Another issue is audit trail. With OSM, you don't know where they come from. Are they based on a track log? Or just copied from an old 1:50,000 map? How accurate are they? Some areas are very good, but others are not so good. I've come across numerous cases where the trails don't fit together as a coherent network.

Both approaches have advantages. The "embedded" approach is simple, and you don't have to learn how to download .gpx files. But ultimately, the overlay approach is far more powerful. You have more control over what layers and objects you display on your map. And because each trail becomes a "track log object" on the GPS, you effectively have a little database in your pocket. Having that database is very powerful. For example, already on the Gaia app, you can click on a Bivouac trails and read a trail description. Ultimately, your smart phone could become a complete pocket guidebook.
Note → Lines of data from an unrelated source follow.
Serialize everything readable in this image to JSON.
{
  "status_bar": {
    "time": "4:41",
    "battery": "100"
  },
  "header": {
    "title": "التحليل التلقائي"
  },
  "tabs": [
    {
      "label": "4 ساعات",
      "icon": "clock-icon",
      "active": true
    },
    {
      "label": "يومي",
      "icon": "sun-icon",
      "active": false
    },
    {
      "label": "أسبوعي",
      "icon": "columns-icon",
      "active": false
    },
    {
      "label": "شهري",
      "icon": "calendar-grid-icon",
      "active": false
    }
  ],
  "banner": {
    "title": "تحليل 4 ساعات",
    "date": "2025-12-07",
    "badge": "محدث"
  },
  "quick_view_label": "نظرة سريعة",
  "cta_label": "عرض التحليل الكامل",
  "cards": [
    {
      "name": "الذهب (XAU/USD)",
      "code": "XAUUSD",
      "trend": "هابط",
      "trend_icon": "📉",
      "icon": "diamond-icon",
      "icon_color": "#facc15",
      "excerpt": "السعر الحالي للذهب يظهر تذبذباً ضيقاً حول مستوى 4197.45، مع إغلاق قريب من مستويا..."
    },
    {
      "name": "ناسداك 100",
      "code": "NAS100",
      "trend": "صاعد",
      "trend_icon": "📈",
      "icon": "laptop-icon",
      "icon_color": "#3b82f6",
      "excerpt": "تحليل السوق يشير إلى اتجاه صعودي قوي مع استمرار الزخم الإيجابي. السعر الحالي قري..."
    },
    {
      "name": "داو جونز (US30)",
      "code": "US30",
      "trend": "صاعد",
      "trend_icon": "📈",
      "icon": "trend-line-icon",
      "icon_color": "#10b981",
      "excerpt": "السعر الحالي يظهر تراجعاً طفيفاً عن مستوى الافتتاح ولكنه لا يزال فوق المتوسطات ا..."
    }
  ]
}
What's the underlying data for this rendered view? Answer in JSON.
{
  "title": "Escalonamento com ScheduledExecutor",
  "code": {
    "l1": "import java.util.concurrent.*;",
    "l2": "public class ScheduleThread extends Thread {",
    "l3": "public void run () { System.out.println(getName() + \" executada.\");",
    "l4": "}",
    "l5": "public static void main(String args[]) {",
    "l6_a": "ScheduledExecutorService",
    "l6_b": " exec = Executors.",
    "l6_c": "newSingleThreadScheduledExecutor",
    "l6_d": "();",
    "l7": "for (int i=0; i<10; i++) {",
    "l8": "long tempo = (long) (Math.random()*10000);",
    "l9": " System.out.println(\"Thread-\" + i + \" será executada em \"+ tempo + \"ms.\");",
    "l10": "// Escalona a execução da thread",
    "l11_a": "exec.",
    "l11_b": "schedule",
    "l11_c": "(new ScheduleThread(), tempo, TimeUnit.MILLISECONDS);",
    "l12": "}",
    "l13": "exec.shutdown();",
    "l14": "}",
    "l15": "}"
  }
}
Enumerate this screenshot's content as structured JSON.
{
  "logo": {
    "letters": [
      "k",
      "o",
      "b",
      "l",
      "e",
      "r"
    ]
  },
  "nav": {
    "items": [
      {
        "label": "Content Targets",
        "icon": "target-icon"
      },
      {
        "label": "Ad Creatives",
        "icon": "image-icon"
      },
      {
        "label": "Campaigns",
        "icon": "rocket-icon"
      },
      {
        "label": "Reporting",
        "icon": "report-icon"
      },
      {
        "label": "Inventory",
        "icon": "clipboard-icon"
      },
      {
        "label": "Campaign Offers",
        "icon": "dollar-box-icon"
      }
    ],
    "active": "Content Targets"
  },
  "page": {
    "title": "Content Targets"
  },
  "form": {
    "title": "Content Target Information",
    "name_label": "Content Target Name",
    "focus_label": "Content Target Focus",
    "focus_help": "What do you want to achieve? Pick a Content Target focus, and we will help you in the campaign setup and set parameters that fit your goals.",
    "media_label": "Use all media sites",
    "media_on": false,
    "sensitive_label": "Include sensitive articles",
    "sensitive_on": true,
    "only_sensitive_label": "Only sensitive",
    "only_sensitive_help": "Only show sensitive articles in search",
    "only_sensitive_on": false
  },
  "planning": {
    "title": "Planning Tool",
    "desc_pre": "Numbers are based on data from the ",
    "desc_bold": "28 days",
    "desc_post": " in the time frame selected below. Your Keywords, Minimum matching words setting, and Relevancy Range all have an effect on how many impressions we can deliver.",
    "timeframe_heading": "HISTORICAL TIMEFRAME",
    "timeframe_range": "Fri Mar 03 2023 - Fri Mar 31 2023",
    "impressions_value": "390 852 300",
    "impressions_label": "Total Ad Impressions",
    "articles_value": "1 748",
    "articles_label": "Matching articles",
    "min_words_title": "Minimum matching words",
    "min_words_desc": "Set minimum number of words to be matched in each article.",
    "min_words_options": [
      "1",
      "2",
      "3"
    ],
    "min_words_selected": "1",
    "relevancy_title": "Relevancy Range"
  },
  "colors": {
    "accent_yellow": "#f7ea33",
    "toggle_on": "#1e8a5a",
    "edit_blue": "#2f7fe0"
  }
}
I'm still trying to educate several smart phone developers to understand that concept, so we'll see.

#6050 - 2017.05.11 Steve Grant - Gmap offline
You can sort of store Gmaps on your phone by taking a screen shot of whatever you want to have with you from Gmap. It might take several to capture what you want in sufficient detail. Of course this is not interactive but you can compare it with your live offline map to figure things out.

#6048 - 2017.05.09 Ryan Allderman - Smart Phone Apps
I use Google Maps, Google Earth and Google My Maps (Create custom maps with tracks), I cache the satellite and terrain views before a trip. The satellite view is particularly helpful when navigating micro terrain.

Another app which is very helpful is OSMAnd, it has downloadable vector versions of the Open Street Map data, contours and hillshades are available but not very high resolution. The great thing about Open st maps is that it is continuously updated by everyone so very many of the BC hiking trails are on there. If a trail is not there you go to the Open St Map site and add it and it will then be in the next months download for BC or where ever. This app has got me unlost many times in a few countries thanks to the inclusion of often obscure trails.